Or si c'est une chose que l'Etat préempte les pièces
historiques qui appartiennent au patrimoine public, c'en est une
autre de savoir comment il sera possible aux personnes
intéressées d'y accéder.
Tous les historiens qui ont travaillé sur l'histoire de
la diaspora africaine savent bien que les sources d'archives
françaises relatives à l'histoire de l'esclavage et de la
traite sont (volontairement ?) disséminées et
difficilement consultables, ce qui rend les recherches
particulièrement pénibles et coûteuses. Un exemple : les
archives de l'Outre-mer, délocalisées à Aix-en-Provence,
n'accordent le droit au chercheur qu'à 25 photocopies par
jour.
Ainsi, pour obtenir le fac-simile d'un document de 250
pages, faut-il rester dix jours sur place !
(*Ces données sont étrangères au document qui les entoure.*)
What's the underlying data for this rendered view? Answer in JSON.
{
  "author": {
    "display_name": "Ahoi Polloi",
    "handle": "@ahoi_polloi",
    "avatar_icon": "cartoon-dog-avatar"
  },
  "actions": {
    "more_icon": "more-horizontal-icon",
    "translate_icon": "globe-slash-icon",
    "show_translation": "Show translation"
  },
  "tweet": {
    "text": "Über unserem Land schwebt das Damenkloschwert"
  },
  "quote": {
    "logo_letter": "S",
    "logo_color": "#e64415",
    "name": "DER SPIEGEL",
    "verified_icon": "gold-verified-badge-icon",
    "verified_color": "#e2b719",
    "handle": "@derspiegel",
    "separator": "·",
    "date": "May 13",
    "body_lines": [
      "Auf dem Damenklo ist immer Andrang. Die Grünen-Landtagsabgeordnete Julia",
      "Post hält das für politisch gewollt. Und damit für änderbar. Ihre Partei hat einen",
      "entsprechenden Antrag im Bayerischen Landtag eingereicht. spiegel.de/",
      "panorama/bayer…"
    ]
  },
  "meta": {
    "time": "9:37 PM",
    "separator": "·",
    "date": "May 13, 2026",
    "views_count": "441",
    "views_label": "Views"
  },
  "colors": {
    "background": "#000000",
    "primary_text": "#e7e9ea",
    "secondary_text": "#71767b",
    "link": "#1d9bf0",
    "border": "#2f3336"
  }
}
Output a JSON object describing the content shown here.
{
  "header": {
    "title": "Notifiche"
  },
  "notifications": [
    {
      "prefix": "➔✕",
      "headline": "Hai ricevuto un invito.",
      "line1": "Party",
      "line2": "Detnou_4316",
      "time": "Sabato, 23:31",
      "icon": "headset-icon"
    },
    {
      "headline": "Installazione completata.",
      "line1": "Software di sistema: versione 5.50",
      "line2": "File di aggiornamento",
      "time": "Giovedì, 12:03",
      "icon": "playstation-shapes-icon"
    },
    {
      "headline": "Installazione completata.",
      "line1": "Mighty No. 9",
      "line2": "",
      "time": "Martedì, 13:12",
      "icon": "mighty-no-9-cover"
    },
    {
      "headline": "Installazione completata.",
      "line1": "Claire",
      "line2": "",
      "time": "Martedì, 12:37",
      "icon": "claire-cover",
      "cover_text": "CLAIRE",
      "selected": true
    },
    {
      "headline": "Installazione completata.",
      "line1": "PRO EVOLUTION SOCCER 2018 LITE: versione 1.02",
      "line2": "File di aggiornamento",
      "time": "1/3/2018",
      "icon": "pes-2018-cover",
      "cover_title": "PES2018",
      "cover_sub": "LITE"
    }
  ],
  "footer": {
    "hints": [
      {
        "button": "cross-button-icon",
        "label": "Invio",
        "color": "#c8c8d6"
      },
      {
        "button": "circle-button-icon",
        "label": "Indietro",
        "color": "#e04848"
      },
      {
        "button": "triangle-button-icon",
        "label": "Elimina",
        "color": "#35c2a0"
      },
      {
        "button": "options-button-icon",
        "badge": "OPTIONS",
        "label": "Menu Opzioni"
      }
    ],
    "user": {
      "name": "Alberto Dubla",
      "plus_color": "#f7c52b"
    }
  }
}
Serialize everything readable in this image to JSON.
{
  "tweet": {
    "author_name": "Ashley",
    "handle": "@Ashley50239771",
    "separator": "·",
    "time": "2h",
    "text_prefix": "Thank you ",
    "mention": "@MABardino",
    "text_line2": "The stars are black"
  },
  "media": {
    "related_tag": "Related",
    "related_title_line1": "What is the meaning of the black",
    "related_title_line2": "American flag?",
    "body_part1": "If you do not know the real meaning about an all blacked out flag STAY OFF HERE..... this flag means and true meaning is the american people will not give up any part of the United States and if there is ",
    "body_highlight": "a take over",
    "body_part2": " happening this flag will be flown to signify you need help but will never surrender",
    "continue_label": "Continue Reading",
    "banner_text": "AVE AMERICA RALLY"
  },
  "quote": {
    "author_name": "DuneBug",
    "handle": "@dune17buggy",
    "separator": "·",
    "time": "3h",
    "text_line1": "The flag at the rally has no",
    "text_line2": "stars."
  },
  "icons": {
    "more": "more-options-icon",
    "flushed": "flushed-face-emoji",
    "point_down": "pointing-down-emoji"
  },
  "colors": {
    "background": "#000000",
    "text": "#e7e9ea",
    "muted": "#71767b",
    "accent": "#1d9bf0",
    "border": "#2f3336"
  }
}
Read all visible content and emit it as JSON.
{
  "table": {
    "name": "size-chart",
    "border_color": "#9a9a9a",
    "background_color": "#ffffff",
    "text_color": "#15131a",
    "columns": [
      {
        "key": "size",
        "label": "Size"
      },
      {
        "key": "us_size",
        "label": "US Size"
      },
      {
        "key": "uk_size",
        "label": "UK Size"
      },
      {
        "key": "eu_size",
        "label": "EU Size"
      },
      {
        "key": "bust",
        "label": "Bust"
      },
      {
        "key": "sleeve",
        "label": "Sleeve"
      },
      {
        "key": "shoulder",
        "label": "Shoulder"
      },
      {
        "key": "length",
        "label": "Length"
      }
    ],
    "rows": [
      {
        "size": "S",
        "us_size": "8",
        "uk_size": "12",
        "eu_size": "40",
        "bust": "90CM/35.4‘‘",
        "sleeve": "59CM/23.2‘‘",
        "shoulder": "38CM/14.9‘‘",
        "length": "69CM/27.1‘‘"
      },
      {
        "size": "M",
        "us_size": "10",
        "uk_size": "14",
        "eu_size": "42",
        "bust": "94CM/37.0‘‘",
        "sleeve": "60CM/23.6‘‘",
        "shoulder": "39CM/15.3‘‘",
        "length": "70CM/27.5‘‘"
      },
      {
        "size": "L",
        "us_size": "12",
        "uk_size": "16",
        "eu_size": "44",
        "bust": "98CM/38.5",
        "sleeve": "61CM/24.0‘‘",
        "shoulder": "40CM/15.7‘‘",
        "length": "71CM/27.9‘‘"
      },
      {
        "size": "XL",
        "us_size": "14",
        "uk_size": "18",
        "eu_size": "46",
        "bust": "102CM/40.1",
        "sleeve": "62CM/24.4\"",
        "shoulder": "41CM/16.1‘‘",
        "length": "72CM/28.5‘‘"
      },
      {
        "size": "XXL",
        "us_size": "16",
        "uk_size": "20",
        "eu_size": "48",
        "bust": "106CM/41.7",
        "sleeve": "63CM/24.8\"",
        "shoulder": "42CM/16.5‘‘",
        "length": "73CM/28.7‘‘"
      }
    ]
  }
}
Par ailleurs, il semble curieux qu'il n'existe en France
aucune institution comparable au Schomburg Center de New
York qui dépend de la bibliothèque de cette ville et qui
a vocation de faire connaître l'histoire et les cultures
de la diaspora africaine.
Situé à Harlem, le Schomburg Center procède
régulièrement à l'acquisition de fonds archivistiques ou
iconographiques (dont beaucoup concernent la France) qui sont mis
à la disposition des chercheurs du monde entier. Des
expositions remarquables y sont régulièrement
organisées.
Qu'attend-on en France pour suivre cet exemple et créer un
centre de haut niveau scientifique voué aux cultures et à
l'histoire de la diaspora ?
Il y a bien une maison de l'Amérique latine. L'Amérique
étant, à ma connaissance, plus africaine que latine, à
quand le centre de l'Amérique africaine ?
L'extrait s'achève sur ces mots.